Le drame s’était déroulé si rapidement, que les cinq hommes de l’équipage, embarrassés, d’ailleurs, dans les plis de la voile, n’avaient pas eu le temps d’intervenir. Mais quel hurlement ils poussèrent en voyant tomber leur chef !

Serge Ladko, s’élançant à l’avant du spardeck, se précipita à leur rencontre. De la, il dominait le pont, sur lequel les hommes accouraient en tumulte.

« Arrière ! cria-t-il, les deux mains armées de revolvers, dont l’un venait d’être arraché à Striga.

Les hommes s’arrêtèrent. Ils n’avaient point d’armes, et, pour s’en procurer, il leur fallait pénétrer dans le rouf, c’est-à-dire passer sous le feu de l’ennemi.

—    Un mot, camarades, reprit Serge Ladko sans quitter son attitude menaçante. J’ai là onze coups. C’est plus qu’il n’en faut pour vous descendre tous jusqu’au dernier. Je vous préviens que je tire, si vous ne reculez pas immédiatement vers l’avant.

L’équipage se consulta, indécis. Serge Ladko comprit que, s’ils se ruaient tous à la fois, il arriverait bien sans doute à en abattre quelques-uns, mais qu’il serait lui-même abattu par les autres.

—    Attention !… Je compte jusqu’à trois, annonça-t-il, sans leur laisser le temps de la réflexion. Un !…

Les hommes ne bougèrent pas.

—    Deux !… prononça le pilote.

Il y eut un mouvement dans le groupe. Trois hommes ébauchèrent une velléité d’attaque. Deux commencèrent à battre, en retraite.

—    Trois !… » dit Serge Ladko en pressant la détente.

Un homme tomba, l’épaule traversée d’une balle. Ses compagnons s’empressèrent de prendre la fuite.

Serge Ladko, sans quitter son poste d’observation, jeta un regard vers le vapeur qui avait obéi au signal de Striga. Le bâtiment était maintenant à moins d’un mille. Lorsqu’il serait bord à bord avec le chaland, lorsque son équipage se serait joint aux pirates, dont il était nécessairement plus ou moins complice, la situation deviendrait des plus graves.

Le steamer approchait toujours.
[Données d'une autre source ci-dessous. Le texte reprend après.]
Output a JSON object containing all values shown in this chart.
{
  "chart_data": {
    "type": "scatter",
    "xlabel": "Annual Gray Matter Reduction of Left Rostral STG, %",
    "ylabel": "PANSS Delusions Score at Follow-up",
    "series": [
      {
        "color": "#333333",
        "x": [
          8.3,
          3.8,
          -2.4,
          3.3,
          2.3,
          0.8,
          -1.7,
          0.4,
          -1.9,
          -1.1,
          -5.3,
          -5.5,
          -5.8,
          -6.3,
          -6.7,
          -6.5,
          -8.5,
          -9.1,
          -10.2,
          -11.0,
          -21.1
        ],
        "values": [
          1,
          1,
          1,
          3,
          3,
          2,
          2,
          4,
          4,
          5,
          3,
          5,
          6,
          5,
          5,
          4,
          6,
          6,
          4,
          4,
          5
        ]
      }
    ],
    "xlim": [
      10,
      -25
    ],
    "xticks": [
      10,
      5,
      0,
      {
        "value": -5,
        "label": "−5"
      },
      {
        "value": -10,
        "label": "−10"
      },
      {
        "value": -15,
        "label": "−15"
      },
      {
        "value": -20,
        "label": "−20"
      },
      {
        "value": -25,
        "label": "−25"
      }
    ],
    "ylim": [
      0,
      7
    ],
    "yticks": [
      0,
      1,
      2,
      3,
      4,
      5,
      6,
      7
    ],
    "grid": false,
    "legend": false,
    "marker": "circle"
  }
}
Il n’était plus qu’à trois encablures, quand, évoluant brusquement sur tribord, il décrivit un grand cercle et s’éloigna vers la haute mer. Que signifiait cette manœuvre ? Avait-il donc été inquiété par quelque chose que Serge Ladko ne pouvait apercevoir ?
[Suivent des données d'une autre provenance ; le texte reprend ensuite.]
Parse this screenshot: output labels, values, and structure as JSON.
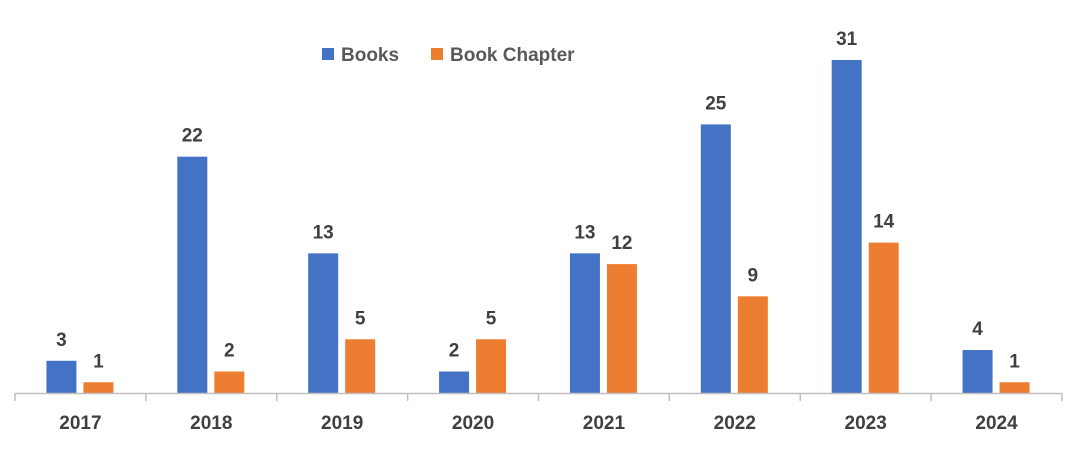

Celui-ci, le cœur battant, attendit. Quelques minutes s’écoulèrent, et un autre vapeur surgit hors de la pointe du Sud. Sa cheminée vomissait des torrents de fumée. Le cap droit sur le chaland, il arrivait à toute vitesse. Bientôt, Serge Ladko put reconnaître à l’avant une figure amie, celle de son passager, Mr Jaeger, celle du détective Karl Dragoch. Il était sauvé.

Un instant plus tard, le pont de la gabarre était envahi par la police, et son équipage se rendait, sans essayer une résistance inutile.

Pendant ce temps, Serge Ladko s’était précipité dans le rouf. L’une après l’autre, il en visita les cabines. Une seule porte était fermée. Il la renversa d’un coup d’épaule et s’arrêta sur le seuil, éperdu.

Natcha, reconquise, lui tendait les bras.